Qui donc aurait pu commettre ce crime, si ce n'est l'accusé ? Une relation de l'homme assassiné, mais dans ce cas l'accusé, qui vivait avec lui, aurait dû en avoir connaissance. Ou cela aurait pu être un crime crapuleux, mais dans ce cas les traces de cette crapulerie auraient dû être visibles sur le lieu du crime.
Le juré n°8 (et donc, le réalisateur dont il est la voix) n'est pas honnête. Il fait ce que les scientifiques appellent du cherry picking, c'est-à-dire qu'il sélectionne les arguments qui l'arrangent et écarte sans les discuter ceux qui ne l'arrangent pas. En particulier, il appelle parfois à respecter la lettre de la loi (la présomption d'innocence, le principe du doute raisonnable), mais seulement car cela lui permet d'éviter d'appliquer une loi qu'il désapprouve : la peine de mort. On ne peut pas être légaliste à moitié. Un vrai légaliste qui serait moralement opposé à la peine de mort déciderait de l'appliquer tout de même, car elle est inscrite dans les règles communes de la société à laquelle il appartient.
Le problème essentiel du raisonnement du juré n°8 est cependant qu'il introduit un déséquilibre dans les principes juridiques. Le principe du "doute raisonnable" est très important, mais celui de "l'intime conviction" l'est tout autant. Tout le discours du juré n°8, cependant, repose sur l'idée (non argumentée) qu'il y aurait une priorité du doute raisonnable sur l'intime conviction. Mais la justice ne peut pas fonctionner avec un tel déséquilibre : si on accorde une priorité au doute raisonnable, alors il faudra acquitter tous les accusés, sans exception, car on ne peut jamais être certain à 100 % de la culpabilité d'un homme. Il faudra fermer les prisons, les tribunaux, et les services de police. Or la répression du crime est indispensable à la paix civile et au bien-être des citoyens.

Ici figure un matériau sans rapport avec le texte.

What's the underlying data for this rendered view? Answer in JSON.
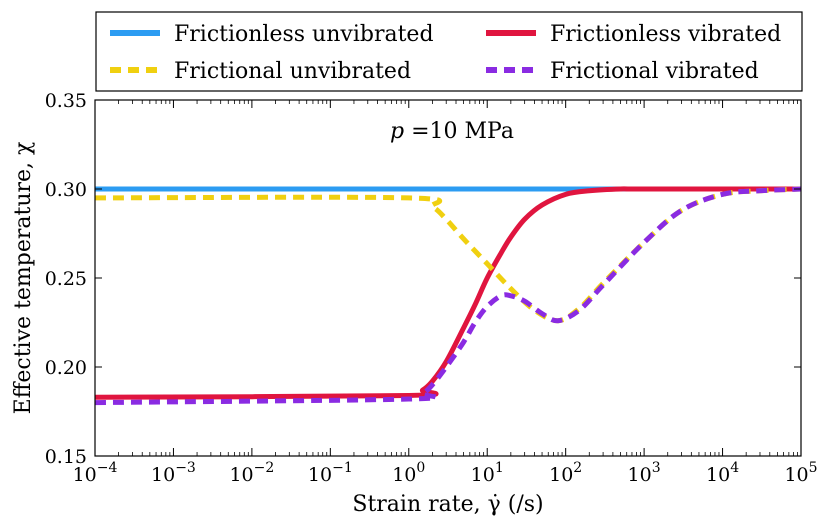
{
  "chart_data": {
    "type": "line",
    "title": "",
    "xlabel": "Strain rate, γ̇ (/s)",
    "ylabel": "Effective temperature, χ",
    "x_scale": "log",
    "xlim": [
      0.0001,
      100000
    ],
    "ylim": [
      0.15,
      0.35
    ],
    "x_tick_labels": [
      {
        "value": 0.0001,
        "base": "10",
        "exp": "−4"
      },
      {
        "value": 0.001,
        "base": "10",
        "exp": "−3"
      },
      {
        "value": 0.01,
        "base": "10",
        "exp": "−2"
      },
      {
        "value": 0.1,
        "base": "10",
        "exp": "−1"
      },
      {
        "value": 1,
        "base": "10",
        "exp": "0"
      },
      {
        "value": 10,
        "base": "10",
        "exp": "1"
      },
      {
        "value": 100,
        "base": "10",
        "exp": "2"
      },
      {
        "value": 1000,
        "base": "10",
        "exp": "3"
      },
      {
        "value": 10000,
        "base": "10",
        "exp": "4"
      },
      {
        "value": 100000,
        "base": "10",
        "exp": "5"
      }
    ],
    "y_ticks": [
      0.15,
      0.2,
      0.25,
      0.3,
      0.35
    ],
    "y_tick_labels": [
      "0.15",
      "0.20",
      "0.25",
      "0.30",
      "0.35"
    ],
    "grid": false,
    "legend_position": "top, above plot",
    "annotation": {
      "text": "p =10 MPa",
      "var": "p",
      "rest": " =10 MPa"
    },
    "series": [
      {
        "name": "Frictionless unvibrated",
        "color": "#2c9cf2",
        "style": "solid",
        "x": [
          0.0001,
          100000
        ],
        "y": [
          0.3,
          0.3
        ]
      },
      {
        "name": "Frictionless vibrated",
        "color": "#e0153f",
        "style": "solid",
        "x": [
          0.0001,
          1,
          1.5,
          2,
          3,
          5,
          7,
          10,
          15,
          20,
          30,
          50,
          100,
          200,
          500,
          1000,
          100000
        ],
        "y": [
          0.183,
          0.184,
          0.187,
          0.192,
          0.203,
          0.222,
          0.235,
          0.25,
          0.264,
          0.273,
          0.283,
          0.291,
          0.297,
          0.299,
          0.3,
          0.3,
          0.3
        ]
      },
      {
        "name": "Frictional unvibrated",
        "color": "#f0d010",
        "style": "dashed",
        "x": [
          0.0001,
          1,
          2,
          3,
          5,
          10,
          20,
          40,
          80,
          150,
          300,
          1000,
          3000,
          10000,
          30000,
          100000
        ],
        "y": [
          0.295,
          0.295,
          0.29,
          0.283,
          0.272,
          0.258,
          0.244,
          0.232,
          0.226,
          0.233,
          0.247,
          0.27,
          0.288,
          0.297,
          0.299,
          0.3
        ]
      },
      {
        "name": "Frictional vibrated",
        "color": "#8a2be2",
        "style": "dashed",
        "x": [
          0.0001,
          1,
          1.5,
          2,
          3,
          5,
          7,
          10,
          15,
          20,
          30,
          50,
          80,
          150,
          300,
          1000,
          3000,
          10000,
          30000,
          100000
        ],
        "y": [
          0.18,
          0.182,
          0.185,
          0.19,
          0.2,
          0.214,
          0.225,
          0.234,
          0.24,
          0.24,
          0.237,
          0.23,
          0.226,
          0.232,
          0.246,
          0.27,
          0.288,
          0.297,
          0.299,
          0.3
        ]
      }
    ]
  }
}
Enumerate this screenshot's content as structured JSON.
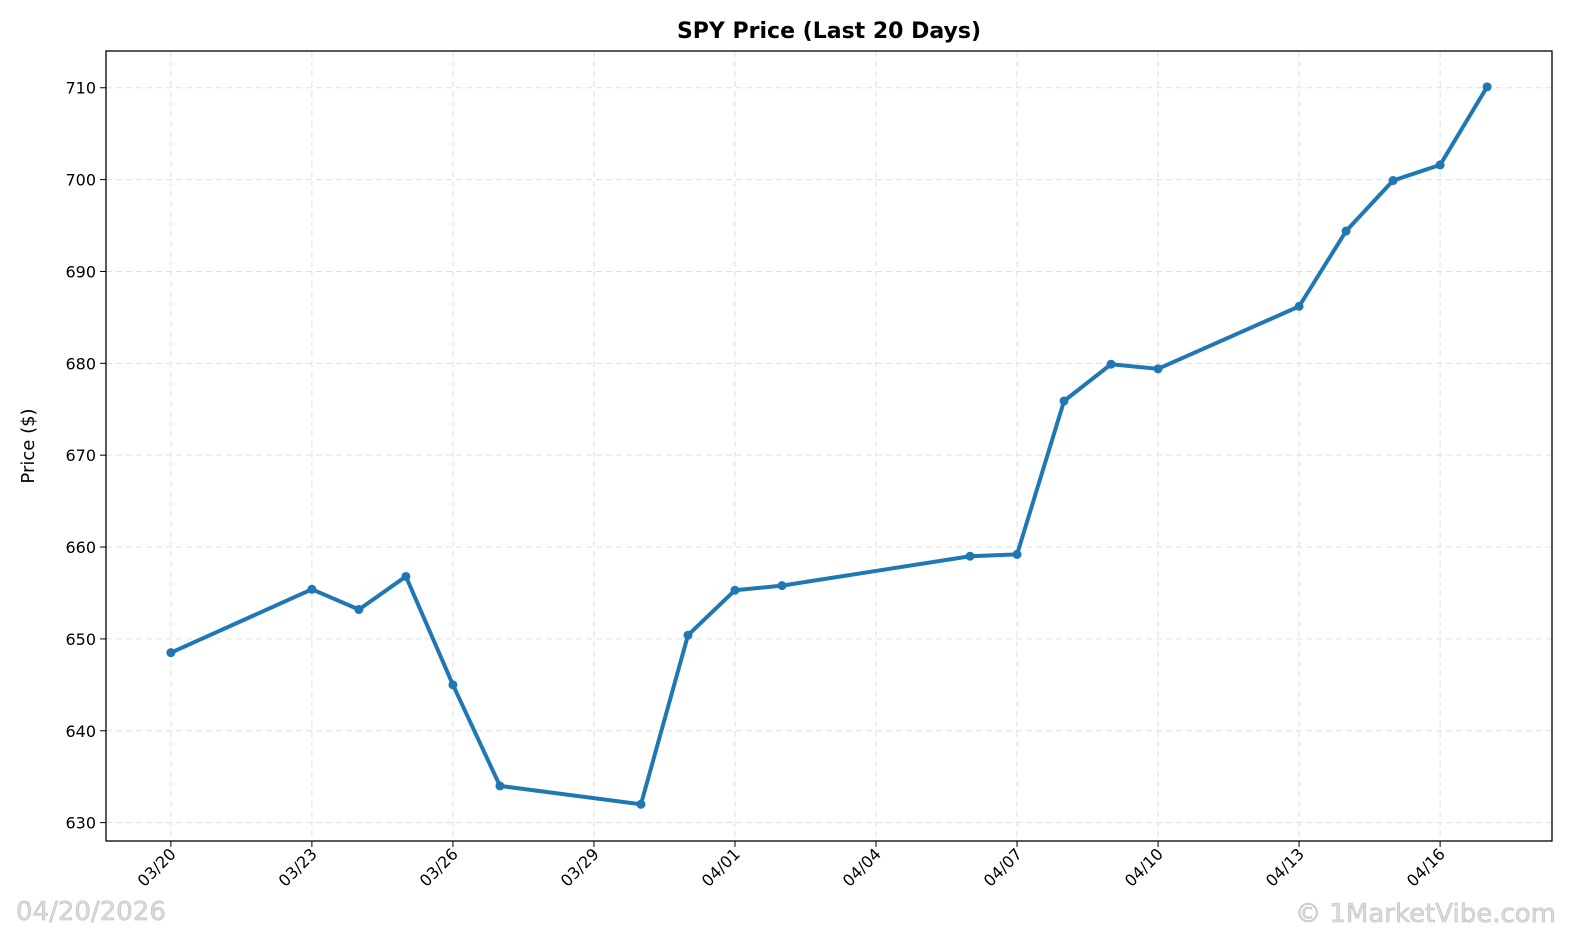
{
  "chart_data": {
    "type": "line",
    "title": "SPY Price (Last 20 Days)",
    "xlabel": "",
    "ylabel": "Price ($)",
    "ylim": [
      628.0,
      714.0
    ],
    "xlim_days": [
      -1.38,
      29.38
    ],
    "grid": true,
    "line_color": "#1f77b4",
    "x_dates": [
      "03/20",
      "03/23",
      "03/24",
      "03/25",
      "03/26",
      "03/27",
      "03/30",
      "03/31",
      "04/01",
      "04/02",
      "04/06",
      "04/07",
      "04/08",
      "04/09",
      "04/10",
      "04/13",
      "04/14",
      "04/15",
      "04/16",
      "04/17"
    ],
    "x_day_index": [
      0,
      3,
      4,
      5,
      6,
      7,
      10,
      11,
      12,
      13,
      17,
      18,
      19,
      20,
      21,
      24,
      25,
      26,
      27,
      28
    ],
    "values": [
      648.5,
      655.4,
      653.2,
      656.8,
      645.0,
      634.0,
      632.0,
      650.4,
      655.3,
      655.8,
      659.0,
      659.2,
      675.9,
      679.9,
      679.4,
      686.2,
      694.4,
      699.9,
      701.6,
      710.1
    ],
    "x_ticks": [
      {
        "day": 0,
        "label": "03/20"
      },
      {
        "day": 3,
        "label": "03/23"
      },
      {
        "day": 6,
        "label": "03/26"
      },
      {
        "day": 9,
        "label": "03/29"
      },
      {
        "day": 12,
        "label": "04/01"
      },
      {
        "day": 15,
        "label": "04/04"
      },
      {
        "day": 18,
        "label": "04/07"
      },
      {
        "day": 21,
        "label": "04/10"
      },
      {
        "day": 24,
        "label": "04/13"
      },
      {
        "day": 27,
        "label": "04/16"
      }
    ],
    "y_ticks": [
      630,
      640,
      650,
      660,
      670,
      680,
      690,
      700,
      710
    ]
  },
  "watermark": {
    "date": "04/20/2026",
    "copyright": "© 1MarketVibe.com"
  }
}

Ce qui nous amène au paradoxe ultime du film : celui de la confiance que l'on peut accorder à la justice. Tout système judiciaire républicain repose sur l'idée que le risque d'erreur judiciaire existe, mais qu'on ne peut faire l'économie de l'accepter, et qu'il faut en conséquence apporter des garanties aux personnes accusées (présomption d'innocence, droit à la défense, débats argumentés) qui permettent de réduire ce risque au minimum. Il est donc très étrange de défendre la présomption d'innocence tout en refusant d'accepter le risque d'erreurs judiciaires et en suggérant que la justice n'est pas digne de confiance. C'est précisément le respect des droits des accusés qui rend la justice digne de confiance et rend acceptable le risque d'erreurs judiciaires.